The author claimed inside knowledge of the center’s operations because he was also a member of its board of directors, and, along with four other board members filed a complaint against Ibrahim before Cairo governor Abdel Azim Wazir last year.

Wazir assigned a task force to investigate the charges, which released a report last January confirming Helmy’s allegations of financial misconduct and recommending that Ibrahim be removed from his position.

In response, Wazir disbanded the entire board of the 15th of May Center, relieving both Helmy and Ibrahim of their duties.
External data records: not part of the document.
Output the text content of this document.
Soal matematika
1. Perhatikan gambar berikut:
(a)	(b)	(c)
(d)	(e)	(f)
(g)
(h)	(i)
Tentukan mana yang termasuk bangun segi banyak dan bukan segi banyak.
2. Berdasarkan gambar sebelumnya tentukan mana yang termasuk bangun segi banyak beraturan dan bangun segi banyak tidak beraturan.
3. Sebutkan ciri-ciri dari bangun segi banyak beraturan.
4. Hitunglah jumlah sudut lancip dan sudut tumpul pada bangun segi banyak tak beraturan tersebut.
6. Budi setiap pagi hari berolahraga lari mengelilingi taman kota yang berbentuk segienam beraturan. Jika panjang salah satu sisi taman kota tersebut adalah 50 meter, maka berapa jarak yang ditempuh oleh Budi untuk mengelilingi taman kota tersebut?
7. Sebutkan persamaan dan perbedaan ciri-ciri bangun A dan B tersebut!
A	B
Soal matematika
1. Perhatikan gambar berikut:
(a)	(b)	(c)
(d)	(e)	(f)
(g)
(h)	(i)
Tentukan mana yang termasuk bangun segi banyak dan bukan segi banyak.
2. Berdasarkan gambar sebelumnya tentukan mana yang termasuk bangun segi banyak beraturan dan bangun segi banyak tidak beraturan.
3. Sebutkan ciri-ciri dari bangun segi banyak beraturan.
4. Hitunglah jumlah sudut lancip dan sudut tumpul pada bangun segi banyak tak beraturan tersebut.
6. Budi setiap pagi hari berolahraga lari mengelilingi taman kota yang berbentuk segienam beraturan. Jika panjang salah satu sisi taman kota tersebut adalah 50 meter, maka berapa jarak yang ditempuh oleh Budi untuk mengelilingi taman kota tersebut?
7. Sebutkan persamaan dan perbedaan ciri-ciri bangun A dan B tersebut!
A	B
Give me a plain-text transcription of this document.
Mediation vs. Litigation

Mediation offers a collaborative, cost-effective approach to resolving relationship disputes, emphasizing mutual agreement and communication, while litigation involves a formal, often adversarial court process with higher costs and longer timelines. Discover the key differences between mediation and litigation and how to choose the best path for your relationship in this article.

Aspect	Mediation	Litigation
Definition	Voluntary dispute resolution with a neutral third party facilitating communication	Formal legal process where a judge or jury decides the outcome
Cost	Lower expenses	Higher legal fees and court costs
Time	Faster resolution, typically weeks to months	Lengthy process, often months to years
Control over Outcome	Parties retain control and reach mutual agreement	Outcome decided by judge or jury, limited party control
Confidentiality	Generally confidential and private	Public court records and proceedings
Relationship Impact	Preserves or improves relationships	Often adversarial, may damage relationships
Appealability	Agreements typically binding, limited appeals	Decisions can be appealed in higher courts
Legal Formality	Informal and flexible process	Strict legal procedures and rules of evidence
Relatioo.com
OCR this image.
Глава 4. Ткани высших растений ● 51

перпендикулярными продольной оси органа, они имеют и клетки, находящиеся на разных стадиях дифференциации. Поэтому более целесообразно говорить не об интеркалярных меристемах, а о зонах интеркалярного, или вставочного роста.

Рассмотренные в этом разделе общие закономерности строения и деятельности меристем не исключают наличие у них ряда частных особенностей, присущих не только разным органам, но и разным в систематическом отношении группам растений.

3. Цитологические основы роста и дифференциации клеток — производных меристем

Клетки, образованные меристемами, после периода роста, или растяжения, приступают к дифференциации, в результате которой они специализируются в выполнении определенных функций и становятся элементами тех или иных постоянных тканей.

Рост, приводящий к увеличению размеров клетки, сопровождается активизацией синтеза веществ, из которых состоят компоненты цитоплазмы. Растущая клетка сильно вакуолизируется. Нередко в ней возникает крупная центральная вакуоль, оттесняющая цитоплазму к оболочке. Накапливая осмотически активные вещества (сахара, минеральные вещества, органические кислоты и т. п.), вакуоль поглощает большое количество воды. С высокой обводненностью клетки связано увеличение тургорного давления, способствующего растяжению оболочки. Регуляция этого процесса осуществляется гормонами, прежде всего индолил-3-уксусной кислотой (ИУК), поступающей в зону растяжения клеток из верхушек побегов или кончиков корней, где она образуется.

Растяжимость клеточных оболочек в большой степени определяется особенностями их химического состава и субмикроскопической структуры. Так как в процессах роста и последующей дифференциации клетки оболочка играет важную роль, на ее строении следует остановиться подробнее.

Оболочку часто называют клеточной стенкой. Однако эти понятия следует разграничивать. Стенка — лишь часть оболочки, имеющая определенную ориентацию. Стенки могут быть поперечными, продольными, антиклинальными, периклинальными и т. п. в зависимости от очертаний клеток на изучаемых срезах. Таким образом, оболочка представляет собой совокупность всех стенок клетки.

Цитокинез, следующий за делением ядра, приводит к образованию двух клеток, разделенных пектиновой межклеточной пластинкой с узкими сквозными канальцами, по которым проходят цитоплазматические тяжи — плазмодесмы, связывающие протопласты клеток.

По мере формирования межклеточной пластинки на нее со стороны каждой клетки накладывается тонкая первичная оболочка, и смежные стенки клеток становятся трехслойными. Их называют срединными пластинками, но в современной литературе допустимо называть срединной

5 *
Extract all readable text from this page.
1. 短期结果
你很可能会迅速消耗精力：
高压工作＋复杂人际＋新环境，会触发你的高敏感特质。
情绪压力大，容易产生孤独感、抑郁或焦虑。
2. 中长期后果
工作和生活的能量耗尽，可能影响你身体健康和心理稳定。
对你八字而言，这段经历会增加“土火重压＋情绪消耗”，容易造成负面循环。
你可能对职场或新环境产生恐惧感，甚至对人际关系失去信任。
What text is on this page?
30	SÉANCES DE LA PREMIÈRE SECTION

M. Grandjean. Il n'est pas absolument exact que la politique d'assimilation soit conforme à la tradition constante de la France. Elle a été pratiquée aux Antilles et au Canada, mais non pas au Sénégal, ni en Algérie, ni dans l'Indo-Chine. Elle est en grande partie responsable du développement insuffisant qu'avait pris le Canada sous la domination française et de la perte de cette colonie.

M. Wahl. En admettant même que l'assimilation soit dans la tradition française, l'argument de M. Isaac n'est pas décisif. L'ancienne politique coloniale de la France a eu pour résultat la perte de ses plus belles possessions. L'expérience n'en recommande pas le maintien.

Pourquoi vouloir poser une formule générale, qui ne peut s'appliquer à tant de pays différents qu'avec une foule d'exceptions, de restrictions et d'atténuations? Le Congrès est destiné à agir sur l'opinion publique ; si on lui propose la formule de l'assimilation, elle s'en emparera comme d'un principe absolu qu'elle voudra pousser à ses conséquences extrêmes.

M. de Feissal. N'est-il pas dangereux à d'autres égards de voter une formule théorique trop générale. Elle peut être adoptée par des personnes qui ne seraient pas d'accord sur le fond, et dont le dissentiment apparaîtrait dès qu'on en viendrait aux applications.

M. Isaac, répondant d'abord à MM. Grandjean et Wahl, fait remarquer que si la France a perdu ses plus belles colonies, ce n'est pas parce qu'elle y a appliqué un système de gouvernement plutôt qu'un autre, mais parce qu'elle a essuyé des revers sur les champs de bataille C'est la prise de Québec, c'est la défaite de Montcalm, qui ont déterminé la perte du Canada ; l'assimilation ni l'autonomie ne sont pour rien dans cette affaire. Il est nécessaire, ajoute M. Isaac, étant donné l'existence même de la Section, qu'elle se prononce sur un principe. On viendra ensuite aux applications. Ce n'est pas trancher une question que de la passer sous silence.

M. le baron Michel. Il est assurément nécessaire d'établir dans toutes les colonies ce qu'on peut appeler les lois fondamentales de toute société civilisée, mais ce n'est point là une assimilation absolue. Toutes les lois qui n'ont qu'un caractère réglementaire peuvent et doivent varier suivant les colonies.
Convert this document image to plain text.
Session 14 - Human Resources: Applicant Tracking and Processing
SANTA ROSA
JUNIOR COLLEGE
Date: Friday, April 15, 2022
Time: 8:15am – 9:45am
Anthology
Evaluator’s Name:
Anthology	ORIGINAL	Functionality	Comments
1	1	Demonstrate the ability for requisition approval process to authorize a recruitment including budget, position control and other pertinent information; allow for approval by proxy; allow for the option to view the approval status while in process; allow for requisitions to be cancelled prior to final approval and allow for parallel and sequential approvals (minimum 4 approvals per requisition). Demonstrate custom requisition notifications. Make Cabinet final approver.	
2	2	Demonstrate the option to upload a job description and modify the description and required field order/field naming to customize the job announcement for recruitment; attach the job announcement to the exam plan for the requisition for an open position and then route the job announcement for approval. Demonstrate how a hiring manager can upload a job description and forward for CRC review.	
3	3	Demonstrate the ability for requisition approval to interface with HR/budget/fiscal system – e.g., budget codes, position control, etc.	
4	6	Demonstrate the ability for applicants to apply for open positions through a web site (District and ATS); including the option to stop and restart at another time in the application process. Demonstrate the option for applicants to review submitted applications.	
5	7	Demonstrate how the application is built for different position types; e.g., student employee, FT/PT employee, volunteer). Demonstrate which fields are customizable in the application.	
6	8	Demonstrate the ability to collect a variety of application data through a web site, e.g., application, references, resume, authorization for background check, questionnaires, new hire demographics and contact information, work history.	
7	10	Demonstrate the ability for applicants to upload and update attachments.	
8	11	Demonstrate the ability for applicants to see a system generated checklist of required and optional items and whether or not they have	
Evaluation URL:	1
Abbas stands by the article, saying that the governor’s action against the center’s management proves that it was based on facts.

“The article that we published about the 15th of May Youth Center was based on facts and research,” he told Daily News Egypt.

“Those complaints and facts were all accurate and legitimate, and eventually led to solving many of the problems at the center.”

“Ibrahim filed his suit against both the writer and I before it was clear to everyone that the facts were true, and before the problems there were solved,” he added.

In a statement released to the media, the CTUWS expressed “extreme concern” at what it called an “unbelievable sentence.”

It says the sentence is just another example of the regime’s crackdown on both free speech and non-governmental organizations, and demanded the government “annul penalties which restrict freedom of publishing and also called for Egyptians to “defend freedom of expression.”